Un inventaire des meubles du manoir de Crémeur de 1598 mentionne bien la viele maison du bout puis le pavillon qui est neuf. D'après le texte, la partie ancienne se composait d'un cabinet faisant office de bibliothèque au bout duquel prenait place une chambre au bout de la salle. Il est également fait mention, d'une cuisine et d'une cave ou d'une « despance » prenant peut-être place dans l'aile en retour actuellement disparue au sud-est. L'absence de description d'étage laisserait entrevoir la possibilité d'une organisation autour d'une salle basse sous charpente.

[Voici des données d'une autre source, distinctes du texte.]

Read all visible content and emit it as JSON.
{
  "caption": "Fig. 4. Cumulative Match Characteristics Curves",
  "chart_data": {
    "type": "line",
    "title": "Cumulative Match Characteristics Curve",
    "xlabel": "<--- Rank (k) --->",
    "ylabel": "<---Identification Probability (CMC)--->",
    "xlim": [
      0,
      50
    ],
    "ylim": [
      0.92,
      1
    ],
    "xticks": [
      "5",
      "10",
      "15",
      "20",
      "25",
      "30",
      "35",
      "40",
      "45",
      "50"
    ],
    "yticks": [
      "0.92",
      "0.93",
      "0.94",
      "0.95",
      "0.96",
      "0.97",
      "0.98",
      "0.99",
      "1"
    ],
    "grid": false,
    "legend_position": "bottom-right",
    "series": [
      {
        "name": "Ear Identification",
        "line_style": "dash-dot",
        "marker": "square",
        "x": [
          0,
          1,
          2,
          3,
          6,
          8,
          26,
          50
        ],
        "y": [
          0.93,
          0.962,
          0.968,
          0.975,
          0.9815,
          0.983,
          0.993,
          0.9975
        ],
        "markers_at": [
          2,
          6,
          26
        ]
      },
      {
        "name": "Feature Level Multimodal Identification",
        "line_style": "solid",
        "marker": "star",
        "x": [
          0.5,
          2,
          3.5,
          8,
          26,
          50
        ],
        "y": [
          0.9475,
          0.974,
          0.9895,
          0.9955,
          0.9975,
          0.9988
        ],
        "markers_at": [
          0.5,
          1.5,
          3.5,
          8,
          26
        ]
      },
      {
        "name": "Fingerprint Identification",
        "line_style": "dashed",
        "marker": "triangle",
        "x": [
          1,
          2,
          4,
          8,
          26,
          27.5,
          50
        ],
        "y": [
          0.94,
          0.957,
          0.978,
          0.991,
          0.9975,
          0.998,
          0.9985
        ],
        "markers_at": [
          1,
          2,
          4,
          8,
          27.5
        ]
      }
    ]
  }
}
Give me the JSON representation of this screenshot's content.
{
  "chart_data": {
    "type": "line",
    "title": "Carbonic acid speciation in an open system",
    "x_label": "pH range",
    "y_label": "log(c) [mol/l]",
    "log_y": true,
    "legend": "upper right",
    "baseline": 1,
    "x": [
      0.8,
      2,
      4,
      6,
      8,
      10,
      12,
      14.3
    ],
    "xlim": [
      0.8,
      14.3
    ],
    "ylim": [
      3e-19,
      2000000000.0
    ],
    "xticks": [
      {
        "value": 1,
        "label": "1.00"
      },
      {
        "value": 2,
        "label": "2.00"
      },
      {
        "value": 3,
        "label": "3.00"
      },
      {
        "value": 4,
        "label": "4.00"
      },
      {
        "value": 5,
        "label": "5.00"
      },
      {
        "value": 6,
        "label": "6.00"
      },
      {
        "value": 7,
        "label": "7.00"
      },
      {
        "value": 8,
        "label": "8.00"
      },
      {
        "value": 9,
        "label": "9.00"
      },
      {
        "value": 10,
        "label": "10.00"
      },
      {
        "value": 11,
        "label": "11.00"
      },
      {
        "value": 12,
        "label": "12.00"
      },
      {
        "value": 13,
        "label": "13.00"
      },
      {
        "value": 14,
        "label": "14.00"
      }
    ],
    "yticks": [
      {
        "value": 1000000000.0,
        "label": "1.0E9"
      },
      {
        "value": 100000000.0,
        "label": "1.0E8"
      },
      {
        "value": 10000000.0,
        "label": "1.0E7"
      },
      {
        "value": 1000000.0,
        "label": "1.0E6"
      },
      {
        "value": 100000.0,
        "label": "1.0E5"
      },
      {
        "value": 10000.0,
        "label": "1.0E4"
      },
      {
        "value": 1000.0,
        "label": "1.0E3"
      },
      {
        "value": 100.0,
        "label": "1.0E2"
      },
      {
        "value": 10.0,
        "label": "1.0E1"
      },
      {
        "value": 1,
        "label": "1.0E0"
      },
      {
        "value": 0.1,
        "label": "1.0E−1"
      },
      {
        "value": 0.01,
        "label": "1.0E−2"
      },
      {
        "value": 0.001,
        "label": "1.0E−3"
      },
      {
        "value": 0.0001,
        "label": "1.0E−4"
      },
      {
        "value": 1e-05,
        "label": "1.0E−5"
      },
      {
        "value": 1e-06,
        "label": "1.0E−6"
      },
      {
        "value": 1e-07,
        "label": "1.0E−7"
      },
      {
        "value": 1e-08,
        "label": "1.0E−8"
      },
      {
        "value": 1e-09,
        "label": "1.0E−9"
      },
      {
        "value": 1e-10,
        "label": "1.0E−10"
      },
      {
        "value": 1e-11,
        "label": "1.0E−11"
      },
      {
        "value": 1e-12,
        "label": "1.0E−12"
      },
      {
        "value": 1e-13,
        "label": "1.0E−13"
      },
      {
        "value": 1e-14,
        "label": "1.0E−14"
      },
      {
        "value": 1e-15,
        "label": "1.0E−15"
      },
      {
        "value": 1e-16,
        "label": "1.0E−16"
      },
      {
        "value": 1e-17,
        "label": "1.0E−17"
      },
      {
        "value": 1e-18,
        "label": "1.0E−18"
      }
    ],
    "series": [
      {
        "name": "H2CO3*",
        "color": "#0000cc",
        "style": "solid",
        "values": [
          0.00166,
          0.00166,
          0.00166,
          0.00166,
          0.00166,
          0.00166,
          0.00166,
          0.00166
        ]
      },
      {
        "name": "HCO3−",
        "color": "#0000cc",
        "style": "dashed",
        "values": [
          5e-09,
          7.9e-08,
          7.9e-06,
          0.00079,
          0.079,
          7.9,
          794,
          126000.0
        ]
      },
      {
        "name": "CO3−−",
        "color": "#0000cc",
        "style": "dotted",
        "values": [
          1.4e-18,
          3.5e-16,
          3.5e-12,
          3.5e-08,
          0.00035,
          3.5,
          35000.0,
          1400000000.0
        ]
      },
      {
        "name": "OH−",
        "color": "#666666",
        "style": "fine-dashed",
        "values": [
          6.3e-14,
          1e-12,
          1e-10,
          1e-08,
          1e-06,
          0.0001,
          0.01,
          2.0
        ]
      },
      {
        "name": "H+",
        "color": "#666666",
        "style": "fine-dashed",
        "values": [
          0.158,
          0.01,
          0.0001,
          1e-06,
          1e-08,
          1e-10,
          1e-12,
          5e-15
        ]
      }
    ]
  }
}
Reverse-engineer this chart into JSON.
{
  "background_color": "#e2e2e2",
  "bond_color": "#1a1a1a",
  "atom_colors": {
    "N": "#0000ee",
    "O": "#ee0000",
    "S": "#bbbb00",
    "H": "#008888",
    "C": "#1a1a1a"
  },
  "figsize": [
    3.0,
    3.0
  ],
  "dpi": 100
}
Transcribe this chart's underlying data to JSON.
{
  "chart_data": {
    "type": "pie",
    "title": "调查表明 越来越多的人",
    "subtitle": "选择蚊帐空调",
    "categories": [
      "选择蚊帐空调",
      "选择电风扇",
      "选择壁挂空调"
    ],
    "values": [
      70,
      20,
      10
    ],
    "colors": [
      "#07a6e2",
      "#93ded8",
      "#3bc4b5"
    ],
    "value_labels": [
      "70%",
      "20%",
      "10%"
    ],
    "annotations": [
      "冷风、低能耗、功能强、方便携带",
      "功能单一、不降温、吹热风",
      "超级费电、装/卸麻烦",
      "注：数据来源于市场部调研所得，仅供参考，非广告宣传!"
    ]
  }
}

Le pavillon a été remanié au XVIIIe siècle (lucarnes, charpente). Néanmoins, le style de certaines cheminées, notamment celle de la salle nord du rez-de-chaussée et celle de la salle sud du premier étage pourrait autoriser une datation dans la seconde moitié du XVe siècle. La porte de la salle sud couverte d'un linteau porté par des coussinets profilés en talon tend à confirmer cette datation. Notons que l'on retrouve une porte similaire au moulin de Crémeur construction traditionnellement attribuée à Tristan de Carné aux alentours des années 1500. Le pavillon se composait visiblement d'après l'inventaire de 1598 d'une "suite de chambres" peut-être sur les deux niveaux, dont au moins trois sont nommées : la chambre d'en bas la chambre de la Tour et la chambre de devant. À l'étage, elles étaient surmontées par un galeta. Les niveaux étaient distribués par un escalier demi-hors-œuvre, abritant une vis en bois située dans l'angle nord-ouest. Le texte mentionne également la présence d'une chapelle joignant le pavillon. Le puits date sans doute du XVIe siècle. Il est mentionné dans l'inventaire de 1598 surmonté d'une geruel.
Les seigneurs de Crémeur possédaient plusieurs moulins (ceux de Crémeur-en-Crémeur et de Crémeur-en-Clis - voir dossiers) ainsi que deux métairies dont la présence est attestée en 1680 : celle du Cabinet, à l'ouest de l'étang de Crémeur, l'autre au nord du manoir. Les deux métairies sont signalées en 1720 dans les rôles de la capitation. La première est alors affermée à Jacques Quenégo qui en doit 6,1 livres tournois, la seconde à Guillaume Terrien qui en doit 8 livres tournois. Dans la 1ère moitié du XVIIIe siècle, la métairie du Scodier (voir dossier) appartient également à la seigneurie.